Staff in the inspector general’s office wrote e-mails alleging that various unnamed Hinton employees had mishandled drug tests, raising the possibility that even more employees were involved in wrongdoing. Mark, the IG general counsel, prepared a criminal referral letter for multiple chemists, but they were never sent to the attorney general.

Dookhan became a household name in the months after her arrest in September 2012, leaving a long trail of falsified drug analyses as well as e-mails that showed she was anything but a neutral witness in the justice system. Instead, Dookhan viewed herself as part of the prosecution team, openly saying that her goal was “getting [drug dealers] off the street.”

It took many more months after Dookhan’s guilty plea before the misdeeds of a second chemist, Sonja Farak, working in a different lab, came to light. Farak, who primarily worked in Amherst, was accused of using drugs she stole on the job.

Lawyers representing four drug defendants began seeking documents related to Cunha’s investigation in 2021 because, after the Farak case, they suspected other chemists engaged in wrongdoing.

Last July, Middlesex Superior Court Judge John Lu ordered the former IG to allow prosecutors to review his records. A Middlesex County assistant district attorney, Ryan Rall, combed through more than 100,000 electronic records from Cunha’s office until he discovered the documents related to referrals and potential wrongdoing by other chemists.

But the documents remained unavailable to the public until Monday when Haggan released them.

Robert McGovern, a spokesman for the Committee for Public Counsel Services, called the release of the documents “the first important step in a longer process during which we hope to learn more about the full extent of the ongoing drug lab scandal. ... The legitimacy of the legal system has been tested throughout this dark moment.”

1 Comments:

At February 22, 2023 at 1:42 PM , Blogger jim pillsbury said...
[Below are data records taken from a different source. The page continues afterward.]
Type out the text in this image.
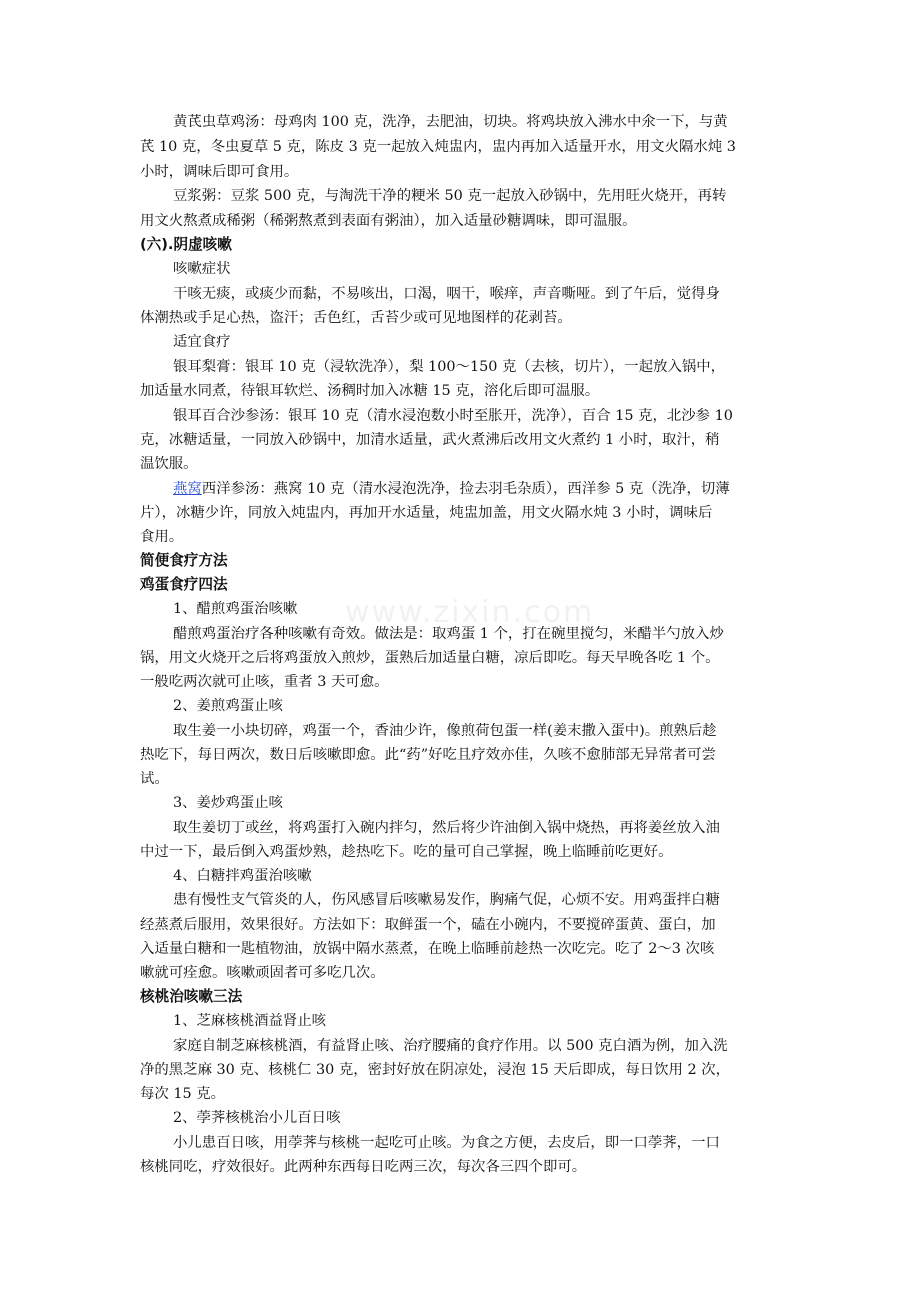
www.zixin.com

黄芪虫草鸡汤：母鸡肉 100 克，洗净，去肥油，切块。将鸡块放入沸水中氽一下，与黄

芪 10 克，冬虫夏草 5 克，陈皮 3 克一起放入炖盅内，盅内再加入适量开水，用文火隔水炖 3

小时，调味后即可食用。

豆浆粥：豆浆 500 克，与淘洗干净的粳米 50 克一起放入砂锅中，先用旺火烧开，再转

用文火熬煮成稀粥（稀粥熬煮到表面有粥油），加入适量砂糖调味，即可温服。

(六).阴虚咳嗽

咳嗽症状

干咳无痰，或痰少而黏，不易咳出，口渴，咽干，喉痒，声音嘶哑。到了午后，觉得身

体潮热或手足心热，盗汗；舌色红，舌苔少或可见地图样的花剥苔。

适宜食疗

银耳梨膏：银耳 10 克（浸软洗净），梨 100～150 克（去核，切片），一起放入锅中，

加适量水同煮，待银耳软烂、汤稠时加入冰糖 15 克，溶化后即可温服。

银耳百合沙参汤：银耳 10 克（清水浸泡数小时至胀开，洗净），百合 15 克，北沙参 10

克，冰糖适量，一同放入砂锅中，加清水适量，武火煮沸后改用文火煮约 1 小时，取汁，稍

温饮服。

燕窝西洋参汤：燕窝 10 克（清水浸泡洗净，捡去羽毛杂质），西洋参 5 克（洗净，切薄

片），冰糖少许，同放入炖盅内，再加开水适量，炖盅加盖，用文火隔水炖 3 小时，调味后

食用。

简便食疗方法

鸡蛋食疗四法

1、醋煎鸡蛋治咳嗽

醋煎鸡蛋治疗各种咳嗽有奇效。做法是：取鸡蛋 1 个，打在碗里搅匀，米醋半勺放入炒

锅，用文火烧开之后将鸡蛋放入煎炒，蛋熟后加适量白糖，凉后即吃。每天早晚各吃 1 个。

一般吃两次就可止咳，重者 3 天可愈。

2、姜煎鸡蛋止咳

取生姜一小块切碎，鸡蛋一个，香油少许，像煎荷包蛋一样(姜末撒入蛋中)。煎熟后趁

热吃下，每日两次，数日后咳嗽即愈。此“药”好吃且疗效亦佳，久咳不愈肺部无异常者可尝

试。

3、姜炒鸡蛋止咳

取生姜切丁或丝，将鸡蛋打入碗内拌匀，然后将少许油倒入锅中烧热，再将姜丝放入油

中过一下，最后倒入鸡蛋炒熟，趁热吃下。吃的量可自己掌握，晚上临睡前吃更好。

4、白糖拌鸡蛋治咳嗽

患有慢性支气管炎的人，伤风感冒后咳嗽易发作，胸痛气促，心烦不安。用鸡蛋拌白糖

经蒸煮后服用，效果很好。方法如下：取鲜蛋一个，磕在小碗内，不要搅碎蛋黄、蛋白，加

入适量白糖和一匙植物油，放锅中隔水蒸煮，在晚上临睡前趁热一次吃完。吃了 2～3 次咳

嗽就可痊愈。咳嗽顽固者可多吃几次。

核桃治咳嗽三法

1、芝麻核桃酒益肾止咳

家庭自制芝麻核桃酒，有益肾止咳、治疗腰痛的食疗作用。以 500 克白酒为例，加入洗

净的黑芝麻 30 克、核桃仁 30 克，密封好放在阴凉处，浸泡 15 天后即成，每日饮用 2 次，

每次 15 克。

2、荸荠核桃治小儿百日咳

小儿患百日咳，用荸荠与核桃一起吃可止咳。为食之方便，去皮后，即一口荸荠，一口

核桃同吃，疗效很好。此两种东西每日吃两三次，每次各三四个即可。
Coakley was running for Governor back when all this hit the fan and Healey was the AG who for some political reason, didn't prosecute others who knew about the false reporting going on in that lab. Rachael Rollins will hopefully not be afraid to hold others accountable, in this countries largest drug lab scandal.

https://www.bostonglobe.com/2023/02/21/metro/revelations-that-annie-dookhan-may-not-have-been-sole-bad-actor-jamaica-plain-lab-prompts-calls-investigations-new-trials/


Lawyers representing people convicted of drug offenses singled out former inspector general Glenn Cunha, whose investigation of the drug lab concluded in 2014 that Dookhan was the “sole bad actor,” as well as former attorney general Martha Coakley and Governor Maura Healey, who served as attorney general from 2015 through 2022.
Coakley and Healey both received recommendations from Cunha to bring criminal charges against at least four other lab employees, but chose not to.